Memories Lost to Alzheimer's Disease May Actually Be Recoverable
Scientists once thought that the memories Alzheimer’s patients lost were gone forever. Now, new research indicates that they might just be hiding somewhere in the deep recesses of the brain—and that they can be reactivated with light.
The experts used a technique called optogenetics, which uses light to trigger nerve cells that are tagged with a special protein. They found that when mice with Alzheimer’s-like symptoms were subjected to this approach, their prior fear responses—which had been obliterated—returned. The light had prompted the neurons to grow dendritic spines, which form synaptic connections with other cells.

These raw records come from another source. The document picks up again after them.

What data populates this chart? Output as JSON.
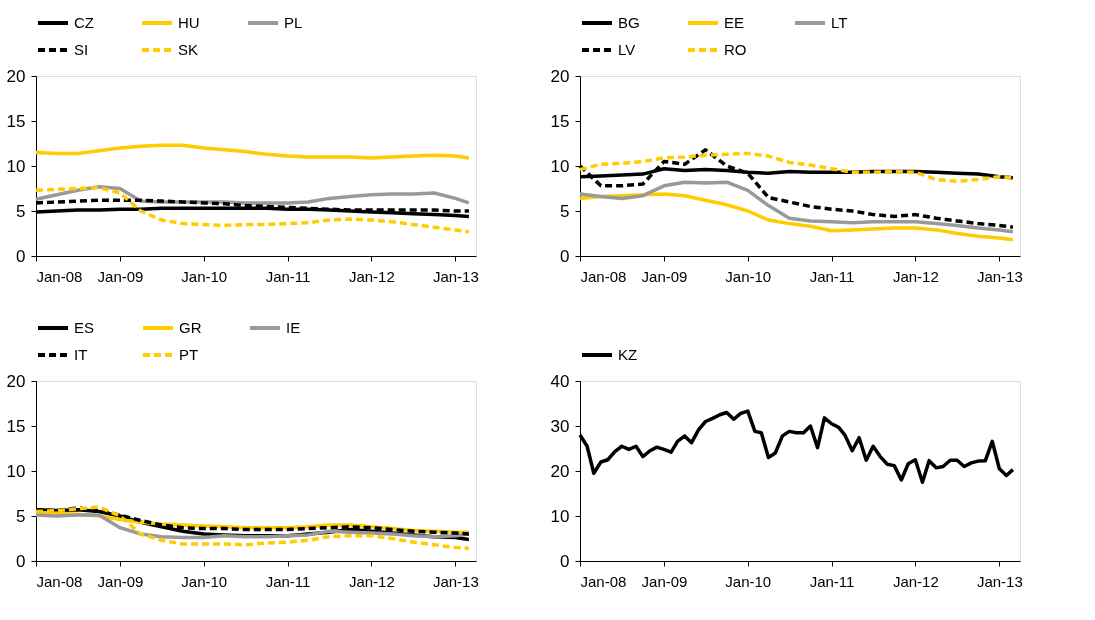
{
  "chart_data": [
    {
      "type": "line",
      "legend": "top",
      "grid": false,
      "x": [
        "2008-01",
        "2008-04",
        "2008-07",
        "2008-10",
        "2009-01",
        "2009-04",
        "2009-07",
        "2009-10",
        "2010-01",
        "2010-04",
        "2010-07",
        "2010-10",
        "2011-01",
        "2011-04",
        "2011-07",
        "2011-10",
        "2012-01",
        "2012-04",
        "2012-07",
        "2012-10",
        "2013-01",
        "2013-03"
      ],
      "xlim": [
        "2008-01",
        "2013-04"
      ],
      "xticks": [
        {
          "value": "2008-01",
          "label": "Jan-08"
        },
        {
          "value": "2009-01",
          "label": "Jan-09"
        },
        {
          "value": "2010-01",
          "label": "Jan-10"
        },
        {
          "value": "2011-01",
          "label": "Jan-11"
        },
        {
          "value": "2012-01",
          "label": "Jan-12"
        },
        {
          "value": "2013-01",
          "label": "Jan-13"
        }
      ],
      "ylim": [
        0,
        20
      ],
      "yticks": [
        0,
        5,
        10,
        15,
        20
      ],
      "series": [
        {
          "name": "CZ",
          "color": "#000000",
          "line_style": "solid",
          "values": [
            4.9,
            5.0,
            5.1,
            5.1,
            5.2,
            5.2,
            5.3,
            5.3,
            5.3,
            5.3,
            5.3,
            5.3,
            5.2,
            5.2,
            5.1,
            5.0,
            4.9,
            4.8,
            4.7,
            4.6,
            4.5,
            4.4
          ]
        },
        {
          "name": "HU",
          "color": "#ffcc00",
          "line_style": "solid",
          "values": [
            11.5,
            11.4,
            11.4,
            11.7,
            12.0,
            12.2,
            12.3,
            12.3,
            12.0,
            11.8,
            11.6,
            11.3,
            11.1,
            11.0,
            11.0,
            11.0,
            10.9,
            11.0,
            11.1,
            11.2,
            11.1,
            10.9
          ]
        },
        {
          "name": "PL",
          "color": "#999999",
          "line_style": "solid",
          "values": [
            6.3,
            6.8,
            7.3,
            7.7,
            7.5,
            6.1,
            6.0,
            6.0,
            6.0,
            6.0,
            5.9,
            5.9,
            5.9,
            6.0,
            6.4,
            6.6,
            6.8,
            6.9,
            6.9,
            7.0,
            6.4,
            5.9
          ]
        },
        {
          "name": "SI",
          "color": "#000000",
          "line_style": "dashed",
          "values": [
            5.9,
            6.0,
            6.1,
            6.2,
            6.2,
            6.2,
            6.1,
            6.0,
            5.9,
            5.8,
            5.6,
            5.5,
            5.4,
            5.3,
            5.2,
            5.1,
            5.1,
            5.1,
            5.1,
            5.1,
            5.0,
            5.0
          ]
        },
        {
          "name": "SK",
          "color": "#ffcc00",
          "line_style": "dashed",
          "values": [
            7.3,
            7.4,
            7.5,
            7.6,
            7.0,
            5.0,
            4.0,
            3.6,
            3.5,
            3.4,
            3.5,
            3.5,
            3.6,
            3.7,
            4.0,
            4.1,
            4.0,
            3.8,
            3.5,
            3.2,
            2.9,
            2.7
          ]
        }
      ]
    },
    {
      "type": "line",
      "legend": "top",
      "grid": false,
      "x": [
        "2008-01",
        "2008-04",
        "2008-07",
        "2008-10",
        "2009-01",
        "2009-04",
        "2009-07",
        "2009-10",
        "2010-01",
        "2010-04",
        "2010-07",
        "2010-10",
        "2011-01",
        "2011-04",
        "2011-07",
        "2011-10",
        "2012-01",
        "2012-04",
        "2012-07",
        "2012-10",
        "2013-01",
        "2013-03"
      ],
      "xlim": [
        "2008-01",
        "2013-04"
      ],
      "xticks": [
        {
          "value": "2008-01",
          "label": "Jan-08"
        },
        {
          "value": "2009-01",
          "label": "Jan-09"
        },
        {
          "value": "2010-01",
          "label": "Jan-10"
        },
        {
          "value": "2011-01",
          "label": "Jan-11"
        },
        {
          "value": "2012-01",
          "label": "Jan-12"
        },
        {
          "value": "2013-01",
          "label": "Jan-13"
        }
      ],
      "ylim": [
        0,
        20
      ],
      "yticks": [
        0,
        5,
        10,
        15,
        20
      ],
      "series": [
        {
          "name": "BG",
          "color": "#000000",
          "line_style": "solid",
          "values": [
            8.8,
            8.9,
            9.0,
            9.1,
            9.7,
            9.5,
            9.6,
            9.5,
            9.3,
            9.2,
            9.4,
            9.3,
            9.3,
            9.3,
            9.4,
            9.4,
            9.4,
            9.3,
            9.2,
            9.1,
            8.8,
            8.7
          ]
        },
        {
          "name": "EE",
          "color": "#ffcc00",
          "line_style": "solid",
          "values": [
            6.4,
            6.6,
            6.7,
            6.8,
            6.9,
            6.7,
            6.2,
            5.7,
            5.0,
            4.0,
            3.6,
            3.3,
            2.8,
            2.9,
            3.0,
            3.1,
            3.1,
            2.9,
            2.5,
            2.2,
            2.0,
            1.8
          ]
        },
        {
          "name": "LT",
          "color": "#999999",
          "line_style": "solid",
          "values": [
            6.9,
            6.6,
            6.4,
            6.7,
            7.8,
            8.2,
            8.1,
            8.2,
            7.3,
            5.6,
            4.2,
            3.9,
            3.8,
            3.7,
            3.8,
            3.8,
            3.8,
            3.6,
            3.4,
            3.1,
            2.9,
            2.7
          ]
        },
        {
          "name": "LV",
          "color": "#000000",
          "line_style": "dashed",
          "values": [
            10.0,
            7.8,
            7.8,
            8.0,
            10.5,
            10.2,
            11.8,
            10.0,
            9.2,
            6.5,
            6.0,
            5.5,
            5.2,
            5.0,
            4.6,
            4.4,
            4.6,
            4.2,
            3.9,
            3.6,
            3.4,
            3.2
          ]
        },
        {
          "name": "RO",
          "color": "#ffcc00",
          "line_style": "dashed",
          "values": [
            9.6,
            10.2,
            10.3,
            10.5,
            10.9,
            11.0,
            11.2,
            11.3,
            11.4,
            11.1,
            10.4,
            10.1,
            9.7,
            9.3,
            9.3,
            9.4,
            9.3,
            8.5,
            8.3,
            8.5,
            8.8,
            8.7
          ]
        }
      ]
    },
    {
      "type": "line",
      "legend": "top",
      "grid": false,
      "x": [
        "2008-01",
        "2008-04",
        "2008-07",
        "2008-10",
        "2009-01",
        "2009-04",
        "2009-07",
        "2009-10",
        "2010-01",
        "2010-04",
        "2010-07",
        "2010-10",
        "2011-01",
        "2011-04",
        "2011-07",
        "2011-10",
        "2012-01",
        "2012-04",
        "2012-07",
        "2012-10",
        "2013-01",
        "2013-03"
      ],
      "xlim": [
        "2008-01",
        "2013-04"
      ],
      "xticks": [
        {
          "value": "2008-01",
          "label": "Jan-08"
        },
        {
          "value": "2009-01",
          "label": "Jan-09"
        },
        {
          "value": "2010-01",
          "label": "Jan-10"
        },
        {
          "value": "2011-01",
          "label": "Jan-11"
        },
        {
          "value": "2012-01",
          "label": "Jan-12"
        },
        {
          "value": "2013-01",
          "label": "Jan-13"
        }
      ],
      "ylim": [
        0,
        20
      ],
      "yticks": [
        0,
        5,
        10,
        15,
        20
      ],
      "series": [
        {
          "name": "ES",
          "color": "#000000",
          "line_style": "solid",
          "values": [
            5.7,
            5.6,
            5.7,
            5.5,
            5.0,
            4.3,
            3.8,
            3.3,
            3.0,
            2.9,
            2.8,
            2.8,
            2.8,
            3.0,
            3.2,
            3.5,
            3.3,
            3.1,
            2.9,
            2.7,
            2.6,
            2.4
          ]
        },
        {
          "name": "GR",
          "color": "#ffcc00",
          "line_style": "solid",
          "values": [
            5.4,
            5.3,
            5.2,
            5.0,
            4.6,
            4.3,
            4.1,
            4.0,
            3.9,
            3.8,
            3.7,
            3.7,
            3.7,
            3.8,
            4.0,
            4.0,
            3.8,
            3.6,
            3.4,
            3.3,
            3.2,
            3.2
          ]
        },
        {
          "name": "IE",
          "color": "#999999",
          "line_style": "solid",
          "values": [
            5.1,
            5.0,
            5.1,
            5.1,
            3.7,
            3.0,
            2.7,
            2.6,
            2.6,
            2.8,
            2.7,
            2.7,
            2.8,
            2.9,
            3.3,
            3.2,
            3.1,
            3.0,
            2.8,
            2.7,
            2.8,
            3.0
          ]
        },
        {
          "name": "IT",
          "color": "#000000",
          "line_style": "dashed",
          "values": [
            5.7,
            5.6,
            5.9,
            5.6,
            5.1,
            4.5,
            4.0,
            3.7,
            3.6,
            3.6,
            3.5,
            3.5,
            3.5,
            3.6,
            3.7,
            3.8,
            3.7,
            3.5,
            3.3,
            3.2,
            3.1,
            3.0
          ]
        },
        {
          "name": "PT",
          "color": "#ffcc00",
          "line_style": "dashed",
          "values": [
            5.5,
            5.6,
            5.8,
            6.0,
            5.0,
            3.0,
            2.3,
            1.9,
            1.9,
            1.9,
            1.8,
            2.0,
            2.1,
            2.3,
            2.7,
            2.8,
            2.8,
            2.5,
            2.1,
            1.8,
            1.5,
            1.4
          ]
        }
      ]
    },
    {
      "type": "line",
      "legend": "top",
      "grid": false,
      "x": [
        "2008-01",
        "2008-02",
        "2008-03",
        "2008-04",
        "2008-05",
        "2008-06",
        "2008-07",
        "2008-08",
        "2008-09",
        "2008-10",
        "2008-11",
        "2008-12",
        "2009-01",
        "2009-02",
        "2009-03",
        "2009-04",
        "2009-05",
        "2009-06",
        "2009-07",
        "2009-08",
        "2009-09",
        "2009-10",
        "2009-11",
        "2009-12",
        "2010-01",
        "2010-02",
        "2010-03",
        "2010-04",
        "2010-05",
        "2010-06",
        "2010-07",
        "2010-08",
        "2010-09",
        "2010-10",
        "2010-11",
        "2010-12",
        "2011-01",
        "2011-02",
        "2011-03",
        "2011-04",
        "2011-05",
        "2011-06",
        "2011-07",
        "2011-08",
        "2011-09",
        "2011-10",
        "2011-11",
        "2011-12",
        "2012-01",
        "2012-02",
        "2012-03",
        "2012-04",
        "2012-05",
        "2012-06",
        "2012-07",
        "2012-08",
        "2012-09",
        "2012-10",
        "2012-11",
        "2012-12",
        "2013-01",
        "2013-02",
        "2013-03"
      ],
      "xlim": [
        "2008-01",
        "2013-04"
      ],
      "xticks": [
        {
          "value": "2008-01",
          "label": "Jan-08"
        },
        {
          "value": "2009-01",
          "label": "Jan-09"
        },
        {
          "value": "2010-01",
          "label": "Jan-10"
        },
        {
          "value": "2011-01",
          "label": "Jan-11"
        },
        {
          "value": "2012-01",
          "label": "Jan-12"
        },
        {
          "value": "2013-01",
          "label": "Jan-13"
        }
      ],
      "ylim": [
        0,
        40
      ],
      "yticks": [
        0,
        10,
        20,
        30,
        40
      ],
      "series": [
        {
          "name": "KZ",
          "color": "#000000",
          "line_style": "solid",
          "values": [
            28,
            25.5,
            19.5,
            22,
            22.5,
            24.3,
            25.5,
            24.8,
            25.5,
            23.2,
            24.5,
            25.3,
            24.8,
            24.2,
            26.6,
            27.8,
            26.3,
            29.2,
            31,
            31.7,
            32.5,
            33,
            31.5,
            32.8,
            33.3,
            28.8,
            28.5,
            23,
            24,
            27.8,
            28.8,
            28.5,
            28.5,
            30,
            25.2,
            31.8,
            30.5,
            29.7,
            27.9,
            24.5,
            27.4,
            22.4,
            25.5,
            23.2,
            21.5,
            21.2,
            18,
            21.6,
            22.5,
            17.5,
            22.3,
            20.7,
            21,
            22.4,
            22.4,
            21,
            21.8,
            22.2,
            22.3,
            26.6,
            20.5,
            19,
            20.3
          ]
        }
      ]
    }
  ]
}
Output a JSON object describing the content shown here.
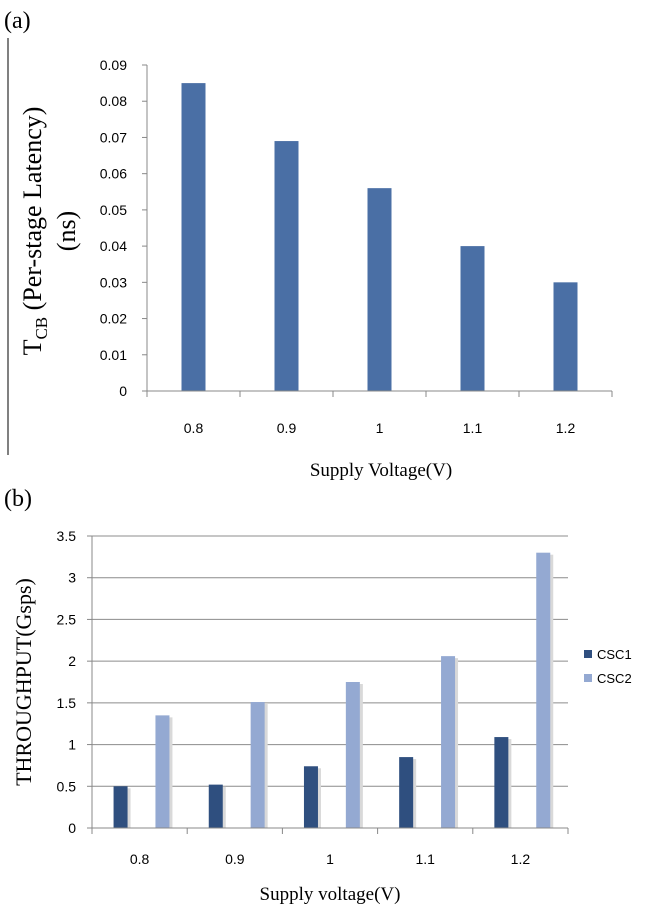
{
  "chart_data": [
    {
      "panel_label": "(a)",
      "type": "bar",
      "categories": [
        "0.8",
        "0.9",
        "1",
        "1.1",
        "1.2"
      ],
      "values": [
        0.085,
        0.069,
        0.056,
        0.04,
        0.03
      ],
      "ylim": [
        0,
        0.09
      ],
      "yticks": [
        "0",
        "0.01",
        "0.02",
        "0.03",
        "0.04",
        "0.05",
        "0.06",
        "0.07",
        "0.08",
        "0.09"
      ],
      "xlabel": "Supply Voltage(V)",
      "ylabel_main": "T",
      "ylabel_sub": "CB",
      "ylabel_rest": "  (Per-stage Latency)",
      "ylabel_line2": "(ns)",
      "grid": false,
      "color": "#4a6fa5"
    },
    {
      "panel_label": "(b)",
      "type": "bar",
      "categories": [
        "0.8",
        "0.9",
        "1",
        "1.1",
        "1.2"
      ],
      "series": [
        {
          "name": "CSC1",
          "values": [
            0.5,
            0.52,
            0.74,
            0.85,
            1.09
          ],
          "color": "#2f4f7f"
        },
        {
          "name": "CSC2",
          "values": [
            1.35,
            1.51,
            1.75,
            2.06,
            3.3
          ],
          "color": "#94a9d2"
        }
      ],
      "ylim": [
        0,
        3.5
      ],
      "yticks": [
        "0",
        "0.5",
        "1",
        "1.5",
        "2",
        "2.5",
        "3",
        "3.5"
      ],
      "xlabel": "Supply voltage(V)",
      "ylabel": "THROUGHPUT(Gsps)",
      "grid": true,
      "legend": "right"
    }
  ]
}
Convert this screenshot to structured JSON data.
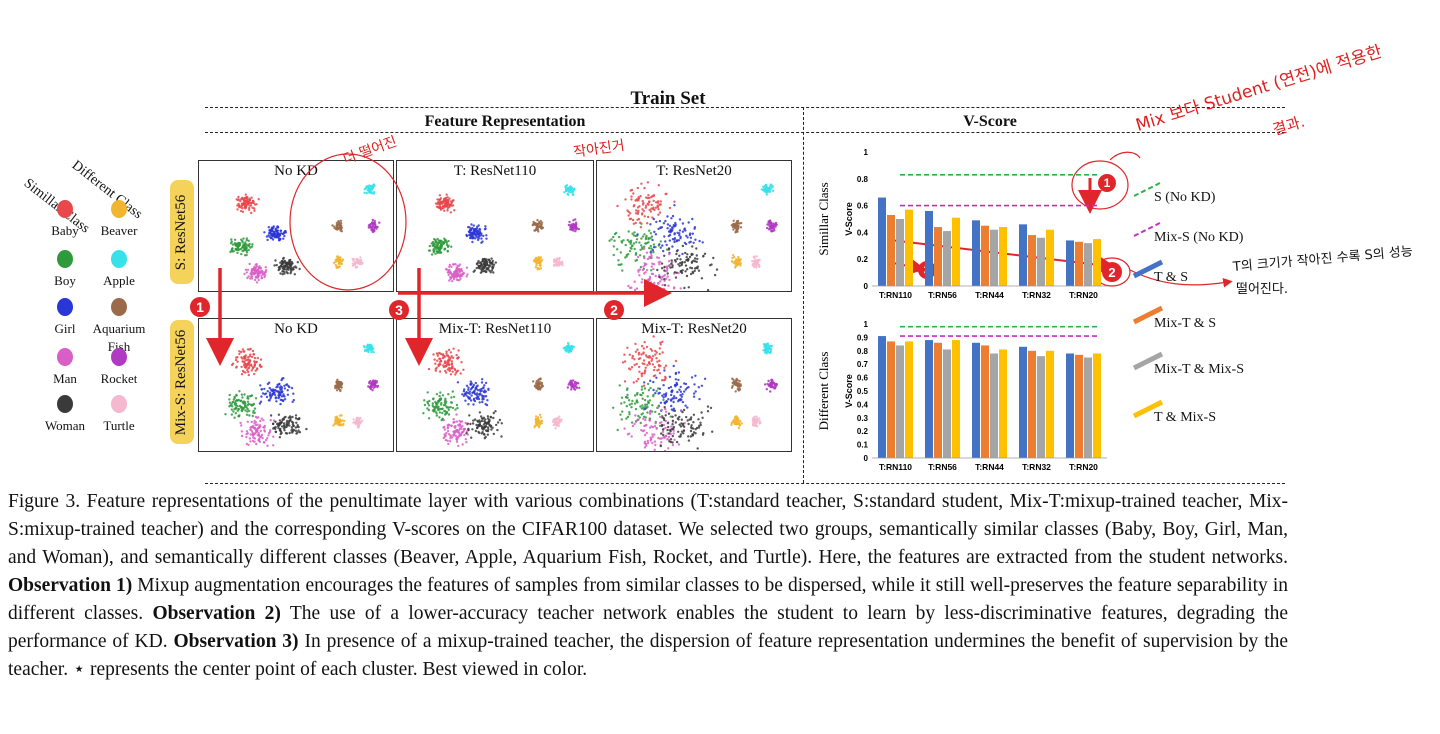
{
  "header": {
    "train_set": "Train Set",
    "feature_representation": "Feature Representation",
    "v_score": "V-Score"
  },
  "row_labels": {
    "top": "S: ResNet56",
    "bottom": "Mix-S: ResNet56"
  },
  "panels": {
    "top": [
      "No KD",
      "T: ResNet110",
      "T: ResNet20"
    ],
    "bottom": [
      "No KD",
      "Mix-T: ResNet110",
      "Mix-T: ResNet20"
    ]
  },
  "class_legend": {
    "similar_header": "Simillar Class",
    "different_header": "Different Class",
    "similar": [
      {
        "name": "Baby",
        "color": "#e8474b"
      },
      {
        "name": "Boy",
        "color": "#2e9a3c"
      },
      {
        "name": "Girl",
        "color": "#2a36d6"
      },
      {
        "name": "Man",
        "color": "#d95fc7"
      },
      {
        "name": "Woman",
        "color": "#3a3a3a"
      }
    ],
    "different": [
      {
        "name": "Beaver",
        "color": "#f2b531"
      },
      {
        "name": "Apple",
        "color": "#36e1ea"
      },
      {
        "name": "Aquarium Fish",
        "color": "#9a6a4a"
      },
      {
        "name": "Rocket",
        "color": "#b03ac2"
      },
      {
        "name": "Turtle",
        "color": "#f5b8ce"
      }
    ]
  },
  "markers": [
    "1",
    "2",
    "3"
  ],
  "handwriting": {
    "top_right": "Mix 보다 Student (연전)에 적용한",
    "top_right_2": "결과.",
    "no_kd_note": "더 떨어진",
    "rn20_note": "작아진거",
    "right_note": "T의 크기가 작아진 수록 S의 성능",
    "right_note_2": "떨어진다."
  },
  "chart_data": [
    {
      "type": "bar",
      "title": "",
      "xlabel": "Simillar Class",
      "ylabel": "V-Score",
      "categories": [
        "T:RN110",
        "T:RN56",
        "T:RN44",
        "T:RN32",
        "T:RN20"
      ],
      "ylim": [
        0,
        1
      ],
      "yticks": [
        "0",
        "0.2",
        "0.4",
        "0.6",
        "0.8",
        "1"
      ],
      "series": [
        {
          "name": "T & S",
          "values": [
            0.66,
            0.56,
            0.49,
            0.46,
            0.34
          ],
          "color": "#4472c4"
        },
        {
          "name": "Mix-T & S",
          "values": [
            0.53,
            0.44,
            0.45,
            0.38,
            0.33
          ],
          "color": "#ed7d31"
        },
        {
          "name": "Mix-T & Mix-S",
          "values": [
            0.5,
            0.41,
            0.42,
            0.36,
            0.32
          ],
          "color": "#a5a5a5"
        },
        {
          "name": "T & Mix-S",
          "values": [
            0.57,
            0.51,
            0.44,
            0.42,
            0.35
          ],
          "color": "#ffc000"
        }
      ],
      "reference_lines": [
        {
          "name": "S (No KD)",
          "value": 0.83,
          "color": "#2db34a"
        },
        {
          "name": "Mix-S (No KD)",
          "value": 0.6,
          "color": "#c42fc4"
        }
      ]
    },
    {
      "type": "bar",
      "title": "",
      "xlabel": "Different Class",
      "ylabel": "V-Score",
      "categories": [
        "T:RN110",
        "T:RN56",
        "T:RN44",
        "T:RN32",
        "T:RN20"
      ],
      "ylim": [
        0,
        1
      ],
      "yticks": [
        "0",
        "0.1",
        "0.2",
        "0.3",
        "0.4",
        "0.5",
        "0.6",
        "0.7",
        "0.8",
        "0.9",
        "1"
      ],
      "series": [
        {
          "name": "T & S",
          "values": [
            0.91,
            0.88,
            0.86,
            0.83,
            0.78
          ],
          "color": "#4472c4"
        },
        {
          "name": "Mix-T & S",
          "values": [
            0.87,
            0.86,
            0.84,
            0.8,
            0.77
          ],
          "color": "#ed7d31"
        },
        {
          "name": "Mix-T & Mix-S",
          "values": [
            0.84,
            0.81,
            0.78,
            0.76,
            0.75
          ],
          "color": "#a5a5a5"
        },
        {
          "name": "T & Mix-S",
          "values": [
            0.87,
            0.88,
            0.81,
            0.8,
            0.78
          ],
          "color": "#ffc000"
        }
      ],
      "reference_lines": [
        {
          "name": "S (No KD)",
          "value": 0.98,
          "color": "#2db34a"
        },
        {
          "name": "Mix-S (No KD)",
          "value": 0.91,
          "color": "#c42fc4"
        }
      ]
    }
  ],
  "caption": {
    "p1": "Figure 3. Feature representations of the penultimate layer with various combinations (T:standard teacher, S:standard student, Mix-T:mixup-trained teacher, Mix-S:mixup-trained teacher) and the corresponding V-scores on the CIFAR100 dataset. We selected two groups, semantically similar classes (Baby, Boy, Girl, Man, and Woman), and semantically different classes (Beaver, Apple, Aquarium Fish, Rocket, and Turtle). Here, the features are extracted from the student networks.",
    "obs1_label": "Observation 1)",
    "obs1": "Mixup augmentation encourages the features of samples from similar classes to be dispersed, while it still well-preserves the feature separability in different classes.",
    "obs2_label": "Observation 2)",
    "obs2": "The use of a lower-accuracy teacher network enables the student to learn by less-discriminative features, degrading the performance of KD.",
    "obs3_label": "Observation 3)",
    "obs3": "In presence of a mixup-trained teacher, the dispersion of feature representation undermines the benefit of supervision by the teacher. ⋆ represents the center point of each cluster. Best viewed in color."
  }
}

While the technique can’t yet be replicated in humans, the positive results in mice suggest that it could someday be possible. But even then, patients might only reap short-term benefits; in the long-term, the severity of the disease might negate those short-term improvements.
The Guardian reports:
Lead scientist Prof Susumu Tonegawa, from the Picower Institute for Learning and Memory at the Massachusetts Institute of Technology (MIT) in the U.S., said: “The important point is, this a proof of concept. That is, even if a memory seems to be gone, it is still there. It’s a matter of how to retrieve it.”
The research, published in the journal Nature, specifically targeted memory cells in the hippocampus region of the brain previously identified by Tonegawa’s team.
Specifically, Tonegawa and his colleagues pulsed the light (mimicking processes that happen in the brain when it repeatedly calls up old memories), which helped foster new connections between the hippocampus and entorhinal cortex region of the brain. These two areas are the most vulnerable to Alzheimer’s disease—the latter becoming more and more damaged as the disease wears on.
Prosthetic memory devices would function similarly in their stimulation of the hippocampus. Overall, though, these advances will take quite some time to become practical or even mainstream. But the promise of rescued memories is one that could bring hope—and accelerated research goals.